第145話 閑話:その頃の一条歳久の働き

「やれやれ、毎回一番やっかいな場所の統治を俺がやらされておる気がするのう」


 鷹司義久の弟である一条歳久はひとり愚痴っていた。


 小田原城の陥落により伊達とそれに従っていた諸氏族が樺太へ放逐されてからは、彼が伊達や大崎・二階堂・岩城といった面々の土地をそのまま受け継いで直轄地とし、北方鎮守府将軍として仙台で東北の大名国人衆の動向を見ながらまずは大名などが争いを起こさぬように見張り、もしも争いを起こせばそいつらを叩き潰す役割が与えられた。


「奥羽は他の場所と違って、俺等と直接戦っておるものがおらぬからなあ。

 もっともそこまで兵を持っているものもおらぬが」


 そもそも奥羽は平安末までは奥州藤原氏が治めていたが、鎌倉殿(源頼朝)がそれを滅ぼすと鎌倉殿は、奥羽に関東の武士を地頭として配置した。


 それより現在(戦国時代)まで奥羽に残っていた家も多い。


 実際に有名なところだけでも伊達・葛西・相馬・蘆名・南部などが残っていたりするが、このあたりは島津・大友・少弐などが残っていた九州にも似ているともいえる。


 その後鎌倉殿が滅び、建武の中興が起こると奥羽ではそれまでの地方守護を廃止し、陸奥国国司に北畠顕家が任命され、北畠顕家は鎮守府将軍府と呼ばれる陸奥の支配機関を創設し、室町殿の開祖である足利高氏と熾烈な戦いを繰り広げたが、結果として北畠顕家は敗北し、その後には室町殿により「奥州探題」が設置される。


 奥州管領として奥州に下向したのは室町殿の有力氏族の斯波氏であり、その一族の末裔が奥州探題は大崎氏が、羽州探題は最上氏が歴任することになる。


 またその他にも斯波氏の分家の塩松石橋氏や二本松畠山氏、津軽浪岡北畠氏などの室町殿の名門の家も多かった。


 その斯波氏の分家である最上と大崎は結果としては対照的な結果になっている。


 東北勢の中でも一番早くに親子二人で上洛し、義久に対する臣従の意思を明確にした最上は最上義守の娘で最上義光の2歳下の妹である義姫を側室にと打診してきた。

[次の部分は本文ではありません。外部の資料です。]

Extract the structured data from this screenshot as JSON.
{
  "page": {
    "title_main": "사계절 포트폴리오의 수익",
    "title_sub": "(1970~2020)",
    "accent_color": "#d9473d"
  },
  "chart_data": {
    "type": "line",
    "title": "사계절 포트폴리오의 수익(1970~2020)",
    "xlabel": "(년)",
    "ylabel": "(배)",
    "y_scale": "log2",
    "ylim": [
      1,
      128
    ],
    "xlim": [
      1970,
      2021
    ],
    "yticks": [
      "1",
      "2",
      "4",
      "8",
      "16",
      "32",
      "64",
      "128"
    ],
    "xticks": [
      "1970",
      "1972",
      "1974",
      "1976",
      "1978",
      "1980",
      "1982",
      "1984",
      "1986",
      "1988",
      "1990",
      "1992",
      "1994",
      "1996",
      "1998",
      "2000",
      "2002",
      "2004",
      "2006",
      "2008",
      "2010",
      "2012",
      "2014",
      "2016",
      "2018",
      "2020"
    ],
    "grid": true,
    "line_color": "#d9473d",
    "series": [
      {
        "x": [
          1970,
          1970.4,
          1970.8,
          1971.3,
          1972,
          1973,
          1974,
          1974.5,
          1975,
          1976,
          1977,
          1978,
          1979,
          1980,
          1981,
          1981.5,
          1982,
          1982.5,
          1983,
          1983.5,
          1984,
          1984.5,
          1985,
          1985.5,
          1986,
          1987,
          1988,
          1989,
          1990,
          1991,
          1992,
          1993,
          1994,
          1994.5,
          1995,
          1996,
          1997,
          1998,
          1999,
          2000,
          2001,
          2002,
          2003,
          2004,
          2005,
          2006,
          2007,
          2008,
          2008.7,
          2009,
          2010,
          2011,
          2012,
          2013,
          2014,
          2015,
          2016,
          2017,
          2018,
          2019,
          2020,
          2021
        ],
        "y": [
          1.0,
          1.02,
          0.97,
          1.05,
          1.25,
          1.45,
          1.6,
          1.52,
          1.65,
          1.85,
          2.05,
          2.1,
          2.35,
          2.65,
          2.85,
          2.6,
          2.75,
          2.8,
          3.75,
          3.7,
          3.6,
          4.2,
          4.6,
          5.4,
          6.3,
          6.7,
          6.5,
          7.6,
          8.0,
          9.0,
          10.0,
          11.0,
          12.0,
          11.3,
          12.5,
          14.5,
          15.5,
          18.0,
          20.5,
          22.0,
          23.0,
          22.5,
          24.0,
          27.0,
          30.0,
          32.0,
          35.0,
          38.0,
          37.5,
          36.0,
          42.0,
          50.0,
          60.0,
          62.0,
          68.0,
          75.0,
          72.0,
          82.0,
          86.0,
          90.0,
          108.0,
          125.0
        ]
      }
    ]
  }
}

 歳久は念のためにと兄に許可を取ったが、特に問題ないとのことであったので、俺は義姫を側室として迎えることにした。


 もちろん正妻は公家の娘の一条の方であるが。


 また、斯波一族である塩松石橋家、坂上田村麻呂の末裔といわれる田村家、二本松畠山家は旧伊達領と旧岩城・二階堂領を地続きに繋げる為に武家高家として一条の直轄家臣になるようにと文を送ったが、彼らは家の存続と実質的な所領安堵を条件に臣従を願ってきたので、直接召し抱えた。


「平和になれば自らが統治するよりは楽であろうしな」


 名家とは言えすでに影響を持てる支配地域が国人レベルになっている、彼らの持つ領地の大きさではいずれにせよ平和な時代に有事に備えて兵を抱えおくのは困難であったろうが。


 鷹司義久は関東は関東官僚を引き継いだ上杉の養子に末弟の家久を送り込み、北条家は滅ぼして里見家は屈服させることで関東管領の権威をそのまま用いたわけだが、奥羽でも奥州探題である大崎と伊達を樺太に放逐してその地を引き継いだ上で、羽州探題である最上と縁戚を結ぶことで奥羽探題の権威をそのまま用いるつもりであったようだ。


「なんだかんだでうまいやり方ではあるよな」


 南部晴政や安東愛季その配下である蝦夷の蠣崎季広らの所領は農地で米を得るのはかなり難しいため、野人女真族などとの交易や樺太に放逐した連中の支援をやらせていた。


「陸奥の北端や蝦夷は薩摩と同じく貧しい土地じゃからなぁ」


 さらに蝦夷や樺太の木材や昆布・帆立・鱈・鰊などの魚介類や鷹狩や矢羽に使う鷲や鷹、馬や羊などの放牧にくわえて、雑穀の栽培もやらせてなんとか食糧は確保している。


 アイヌとの紛争につながるような明らかにおかしい交換比率はやめさせ、蝦夷や樺太などのアイヌが敵愾心を持ち続けない程度には今は懐柔している。


 兄である鷹司義久は将来的には女真の土地にも進出をしたいようだが流石に現状すぐは難しいであろう。